At exactly the same time Steve was exploring the music of his past through the reissues column at MM - which was, now I remember, titled Retro-Active -  I was exploring much the same zone but from a different angle: their new-to-me unfamiliarity. The hard 'n ' heavy early '70s tantalized as a forbidden and cordoned-off region, an era that as as good postpunker I'd been indoctrinated against, told I didn't even need to bother checking out. There's was a liberation - even a revelation - in listening to music that could swing for shit. 



























The staff took the piss out of me for a good month or two, bylining every piece I did as SIMON 'BORN TO BOOGIE' REYNOLDS

This season of taking an interest in bygone boogie, raunch, and Southern Rock is recalled in this blogpost, which pins part of it on the influence of reading Joe Carducci's Rock and the Pop Narcotic and Chuck Eddy's Stairway To Hell.

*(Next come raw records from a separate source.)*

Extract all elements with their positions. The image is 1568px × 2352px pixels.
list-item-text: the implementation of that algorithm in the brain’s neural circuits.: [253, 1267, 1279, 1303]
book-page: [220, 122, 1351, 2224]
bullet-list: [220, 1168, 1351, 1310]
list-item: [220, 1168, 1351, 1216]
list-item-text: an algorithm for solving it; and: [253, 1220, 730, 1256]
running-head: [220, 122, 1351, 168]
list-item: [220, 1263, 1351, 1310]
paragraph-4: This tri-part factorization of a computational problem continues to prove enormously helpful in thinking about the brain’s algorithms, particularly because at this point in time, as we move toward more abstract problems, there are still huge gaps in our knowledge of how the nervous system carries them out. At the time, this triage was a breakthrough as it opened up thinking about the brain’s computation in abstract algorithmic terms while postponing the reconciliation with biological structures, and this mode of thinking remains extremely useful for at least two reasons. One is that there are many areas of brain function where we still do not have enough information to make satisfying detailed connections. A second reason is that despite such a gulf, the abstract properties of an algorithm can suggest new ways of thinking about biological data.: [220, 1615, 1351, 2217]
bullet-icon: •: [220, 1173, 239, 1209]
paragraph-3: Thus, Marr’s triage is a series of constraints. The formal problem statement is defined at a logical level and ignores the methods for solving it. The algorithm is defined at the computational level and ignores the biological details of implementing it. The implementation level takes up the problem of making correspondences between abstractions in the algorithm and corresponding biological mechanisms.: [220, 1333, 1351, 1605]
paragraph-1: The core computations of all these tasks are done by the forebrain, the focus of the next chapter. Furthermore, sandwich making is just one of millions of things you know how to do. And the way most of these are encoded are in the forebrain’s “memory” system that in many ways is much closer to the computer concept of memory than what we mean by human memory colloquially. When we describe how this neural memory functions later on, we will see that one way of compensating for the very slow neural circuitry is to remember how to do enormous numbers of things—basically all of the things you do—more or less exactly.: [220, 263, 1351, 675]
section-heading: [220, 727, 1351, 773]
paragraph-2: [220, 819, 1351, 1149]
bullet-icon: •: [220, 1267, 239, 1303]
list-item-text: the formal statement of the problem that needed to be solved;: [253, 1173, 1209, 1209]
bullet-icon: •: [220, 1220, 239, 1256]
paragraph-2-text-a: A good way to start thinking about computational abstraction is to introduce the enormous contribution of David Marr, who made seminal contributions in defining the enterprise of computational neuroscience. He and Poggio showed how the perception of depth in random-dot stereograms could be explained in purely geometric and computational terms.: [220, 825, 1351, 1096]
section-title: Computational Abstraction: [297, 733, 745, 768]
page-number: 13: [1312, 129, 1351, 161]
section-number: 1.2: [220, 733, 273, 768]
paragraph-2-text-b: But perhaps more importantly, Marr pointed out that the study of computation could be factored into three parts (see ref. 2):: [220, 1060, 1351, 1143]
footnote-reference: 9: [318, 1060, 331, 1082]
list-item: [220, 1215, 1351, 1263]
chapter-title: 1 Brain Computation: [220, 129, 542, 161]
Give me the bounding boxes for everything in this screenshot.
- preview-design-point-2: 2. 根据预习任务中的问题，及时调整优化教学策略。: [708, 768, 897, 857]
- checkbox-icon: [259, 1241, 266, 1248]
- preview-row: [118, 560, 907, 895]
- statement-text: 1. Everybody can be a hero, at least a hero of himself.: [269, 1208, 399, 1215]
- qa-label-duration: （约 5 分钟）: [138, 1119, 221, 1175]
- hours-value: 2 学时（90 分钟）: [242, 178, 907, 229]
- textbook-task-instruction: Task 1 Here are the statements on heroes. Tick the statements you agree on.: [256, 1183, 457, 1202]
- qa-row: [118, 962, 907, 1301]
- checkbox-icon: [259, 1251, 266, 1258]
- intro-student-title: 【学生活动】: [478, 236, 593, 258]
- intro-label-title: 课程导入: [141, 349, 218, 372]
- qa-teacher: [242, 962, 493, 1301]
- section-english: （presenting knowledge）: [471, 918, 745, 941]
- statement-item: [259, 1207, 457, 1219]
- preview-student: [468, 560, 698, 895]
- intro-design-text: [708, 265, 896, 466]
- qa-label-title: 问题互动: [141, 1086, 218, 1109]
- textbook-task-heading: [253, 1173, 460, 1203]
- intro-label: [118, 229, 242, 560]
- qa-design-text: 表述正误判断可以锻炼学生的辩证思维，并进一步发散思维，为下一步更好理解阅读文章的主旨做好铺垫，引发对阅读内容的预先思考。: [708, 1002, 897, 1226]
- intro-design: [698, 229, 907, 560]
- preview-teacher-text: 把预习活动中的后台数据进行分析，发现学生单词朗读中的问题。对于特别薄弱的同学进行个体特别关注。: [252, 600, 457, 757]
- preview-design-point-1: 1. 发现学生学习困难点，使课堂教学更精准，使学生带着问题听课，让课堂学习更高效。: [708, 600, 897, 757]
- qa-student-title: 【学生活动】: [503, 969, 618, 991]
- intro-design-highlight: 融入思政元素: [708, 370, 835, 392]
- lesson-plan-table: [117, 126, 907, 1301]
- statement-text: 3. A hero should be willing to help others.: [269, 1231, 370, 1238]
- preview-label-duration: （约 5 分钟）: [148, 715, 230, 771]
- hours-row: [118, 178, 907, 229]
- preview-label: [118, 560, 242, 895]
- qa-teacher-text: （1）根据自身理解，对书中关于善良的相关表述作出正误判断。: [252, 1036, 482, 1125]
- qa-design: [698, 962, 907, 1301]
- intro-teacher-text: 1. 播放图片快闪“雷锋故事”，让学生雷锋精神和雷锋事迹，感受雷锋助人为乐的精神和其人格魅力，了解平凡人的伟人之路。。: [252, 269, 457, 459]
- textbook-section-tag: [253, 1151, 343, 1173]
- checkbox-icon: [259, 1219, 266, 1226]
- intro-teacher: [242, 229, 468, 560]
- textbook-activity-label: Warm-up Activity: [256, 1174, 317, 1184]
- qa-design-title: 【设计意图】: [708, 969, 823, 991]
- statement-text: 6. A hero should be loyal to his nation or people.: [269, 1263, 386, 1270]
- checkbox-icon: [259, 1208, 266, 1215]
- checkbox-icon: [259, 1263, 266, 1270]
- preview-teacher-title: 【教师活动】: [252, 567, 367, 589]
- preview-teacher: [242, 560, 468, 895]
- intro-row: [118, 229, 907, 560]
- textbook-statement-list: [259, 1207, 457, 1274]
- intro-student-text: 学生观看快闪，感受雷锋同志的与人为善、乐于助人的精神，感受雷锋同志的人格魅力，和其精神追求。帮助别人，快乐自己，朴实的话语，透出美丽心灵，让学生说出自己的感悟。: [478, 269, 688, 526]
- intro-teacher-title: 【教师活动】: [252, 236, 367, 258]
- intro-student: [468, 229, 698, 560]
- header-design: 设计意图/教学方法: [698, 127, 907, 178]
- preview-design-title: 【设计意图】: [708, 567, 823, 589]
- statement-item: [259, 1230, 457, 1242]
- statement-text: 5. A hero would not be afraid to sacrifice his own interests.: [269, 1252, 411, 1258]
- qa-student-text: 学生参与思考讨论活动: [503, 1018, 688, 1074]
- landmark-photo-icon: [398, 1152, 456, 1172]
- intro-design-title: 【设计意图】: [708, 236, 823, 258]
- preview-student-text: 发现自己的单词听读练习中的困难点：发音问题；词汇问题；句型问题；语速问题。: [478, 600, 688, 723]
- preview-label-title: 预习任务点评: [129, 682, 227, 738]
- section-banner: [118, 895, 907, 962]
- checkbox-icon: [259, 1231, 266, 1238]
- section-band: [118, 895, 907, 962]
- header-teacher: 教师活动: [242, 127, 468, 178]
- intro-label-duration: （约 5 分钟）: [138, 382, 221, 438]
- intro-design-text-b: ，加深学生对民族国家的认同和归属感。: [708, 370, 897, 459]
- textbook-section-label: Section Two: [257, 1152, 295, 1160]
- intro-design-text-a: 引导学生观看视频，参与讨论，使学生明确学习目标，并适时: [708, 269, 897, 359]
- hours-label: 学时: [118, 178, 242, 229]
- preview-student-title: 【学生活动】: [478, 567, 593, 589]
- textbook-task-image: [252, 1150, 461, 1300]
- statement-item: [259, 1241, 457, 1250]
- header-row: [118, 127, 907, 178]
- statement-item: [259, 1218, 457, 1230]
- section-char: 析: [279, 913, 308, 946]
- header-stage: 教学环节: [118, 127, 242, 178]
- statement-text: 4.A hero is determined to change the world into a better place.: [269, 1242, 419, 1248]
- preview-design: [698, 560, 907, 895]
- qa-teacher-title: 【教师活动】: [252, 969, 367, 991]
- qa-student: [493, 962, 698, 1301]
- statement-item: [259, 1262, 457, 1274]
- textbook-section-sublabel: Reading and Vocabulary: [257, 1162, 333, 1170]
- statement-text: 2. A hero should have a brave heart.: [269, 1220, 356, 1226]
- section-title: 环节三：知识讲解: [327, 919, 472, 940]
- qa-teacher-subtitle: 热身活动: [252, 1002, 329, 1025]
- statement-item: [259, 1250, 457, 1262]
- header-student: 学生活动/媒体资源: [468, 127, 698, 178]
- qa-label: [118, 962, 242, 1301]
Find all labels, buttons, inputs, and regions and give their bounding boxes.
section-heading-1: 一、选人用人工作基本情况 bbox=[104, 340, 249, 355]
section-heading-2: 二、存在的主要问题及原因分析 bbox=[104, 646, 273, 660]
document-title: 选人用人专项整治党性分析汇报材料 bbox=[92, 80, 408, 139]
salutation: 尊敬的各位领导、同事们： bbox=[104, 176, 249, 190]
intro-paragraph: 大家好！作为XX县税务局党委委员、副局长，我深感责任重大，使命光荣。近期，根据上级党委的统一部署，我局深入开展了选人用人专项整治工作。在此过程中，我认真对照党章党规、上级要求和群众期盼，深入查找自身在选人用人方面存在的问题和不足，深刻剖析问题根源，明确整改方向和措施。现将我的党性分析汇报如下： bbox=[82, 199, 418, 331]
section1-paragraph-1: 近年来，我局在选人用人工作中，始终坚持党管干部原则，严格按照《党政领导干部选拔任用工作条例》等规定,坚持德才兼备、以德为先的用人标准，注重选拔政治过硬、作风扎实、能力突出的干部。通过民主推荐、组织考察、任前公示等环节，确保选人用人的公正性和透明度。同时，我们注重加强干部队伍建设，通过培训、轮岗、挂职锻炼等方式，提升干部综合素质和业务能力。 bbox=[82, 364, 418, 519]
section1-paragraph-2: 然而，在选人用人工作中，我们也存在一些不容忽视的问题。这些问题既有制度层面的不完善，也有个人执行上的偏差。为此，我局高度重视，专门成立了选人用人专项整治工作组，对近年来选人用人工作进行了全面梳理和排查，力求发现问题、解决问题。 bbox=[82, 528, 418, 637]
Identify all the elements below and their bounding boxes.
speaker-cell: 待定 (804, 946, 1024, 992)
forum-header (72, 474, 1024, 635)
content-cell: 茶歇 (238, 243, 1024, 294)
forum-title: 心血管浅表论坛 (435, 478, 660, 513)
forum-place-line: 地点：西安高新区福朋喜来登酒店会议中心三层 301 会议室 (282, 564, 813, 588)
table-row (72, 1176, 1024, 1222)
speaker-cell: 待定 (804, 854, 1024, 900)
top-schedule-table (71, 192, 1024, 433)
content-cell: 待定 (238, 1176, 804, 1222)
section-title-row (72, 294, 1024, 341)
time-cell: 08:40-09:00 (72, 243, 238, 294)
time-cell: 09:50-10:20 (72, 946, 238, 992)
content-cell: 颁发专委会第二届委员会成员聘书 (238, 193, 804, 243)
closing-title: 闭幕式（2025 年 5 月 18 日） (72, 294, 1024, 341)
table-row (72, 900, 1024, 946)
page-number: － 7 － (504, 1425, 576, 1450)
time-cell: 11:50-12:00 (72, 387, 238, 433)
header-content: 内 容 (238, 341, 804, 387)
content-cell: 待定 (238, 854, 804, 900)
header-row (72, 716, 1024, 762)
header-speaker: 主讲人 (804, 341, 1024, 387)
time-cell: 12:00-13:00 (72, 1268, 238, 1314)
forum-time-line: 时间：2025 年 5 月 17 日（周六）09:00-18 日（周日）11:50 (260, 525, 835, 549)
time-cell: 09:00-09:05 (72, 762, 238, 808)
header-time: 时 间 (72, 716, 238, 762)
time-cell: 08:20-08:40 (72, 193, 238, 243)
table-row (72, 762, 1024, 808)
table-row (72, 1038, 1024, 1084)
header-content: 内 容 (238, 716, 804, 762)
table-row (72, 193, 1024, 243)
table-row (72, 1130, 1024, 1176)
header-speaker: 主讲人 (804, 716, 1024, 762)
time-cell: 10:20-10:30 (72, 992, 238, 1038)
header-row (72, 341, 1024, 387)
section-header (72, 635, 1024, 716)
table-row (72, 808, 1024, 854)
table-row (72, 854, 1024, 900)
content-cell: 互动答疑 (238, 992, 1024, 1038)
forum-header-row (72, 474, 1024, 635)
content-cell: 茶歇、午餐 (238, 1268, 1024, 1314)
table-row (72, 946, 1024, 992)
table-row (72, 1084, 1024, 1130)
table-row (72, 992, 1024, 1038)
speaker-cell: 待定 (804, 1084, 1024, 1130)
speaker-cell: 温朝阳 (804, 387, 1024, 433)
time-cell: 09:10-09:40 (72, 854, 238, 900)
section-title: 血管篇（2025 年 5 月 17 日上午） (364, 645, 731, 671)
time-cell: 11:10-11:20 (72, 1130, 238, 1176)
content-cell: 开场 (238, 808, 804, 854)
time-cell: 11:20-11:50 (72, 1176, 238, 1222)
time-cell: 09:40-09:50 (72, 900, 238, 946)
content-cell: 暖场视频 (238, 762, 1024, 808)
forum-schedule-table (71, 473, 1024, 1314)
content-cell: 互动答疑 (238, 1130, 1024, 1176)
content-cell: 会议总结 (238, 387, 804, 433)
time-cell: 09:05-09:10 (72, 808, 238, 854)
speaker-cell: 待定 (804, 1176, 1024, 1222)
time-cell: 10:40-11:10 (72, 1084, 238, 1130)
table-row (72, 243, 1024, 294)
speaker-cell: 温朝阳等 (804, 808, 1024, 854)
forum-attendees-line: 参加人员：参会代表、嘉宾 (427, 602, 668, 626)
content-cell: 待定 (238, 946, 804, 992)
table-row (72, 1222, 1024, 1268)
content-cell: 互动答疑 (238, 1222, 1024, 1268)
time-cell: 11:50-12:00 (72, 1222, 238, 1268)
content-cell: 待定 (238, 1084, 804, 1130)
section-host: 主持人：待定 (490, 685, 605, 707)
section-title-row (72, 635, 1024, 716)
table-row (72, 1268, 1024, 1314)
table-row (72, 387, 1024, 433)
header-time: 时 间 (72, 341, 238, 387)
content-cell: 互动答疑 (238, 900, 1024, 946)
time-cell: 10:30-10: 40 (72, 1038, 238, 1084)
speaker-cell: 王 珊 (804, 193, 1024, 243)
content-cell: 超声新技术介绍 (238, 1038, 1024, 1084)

The other factors were grunge and the sheer cheapness of the original vinyl for heavy rock of the early '70s. 

Another of my BORN TO BOOGIE era reviews - for contemporary retro-ists Raging Slab and Masters of Reality starts like this: 

"So many bands today like to pretend that punk never died; I can't see how this stance is somehow less regressive than bands who pretend punk never happened.

Of course, the ideologically consistent response (especially given that I was at this very moment a convert to rave) would have been that both punk revivalism and pre-punk revivalism ought to be equally anathematized. The week after the ZZ Skynyrd review, I wrote this: 







































Here the argument is that  Hardcore Techno is the Rock of the Future - the real Resurrection Insurrection.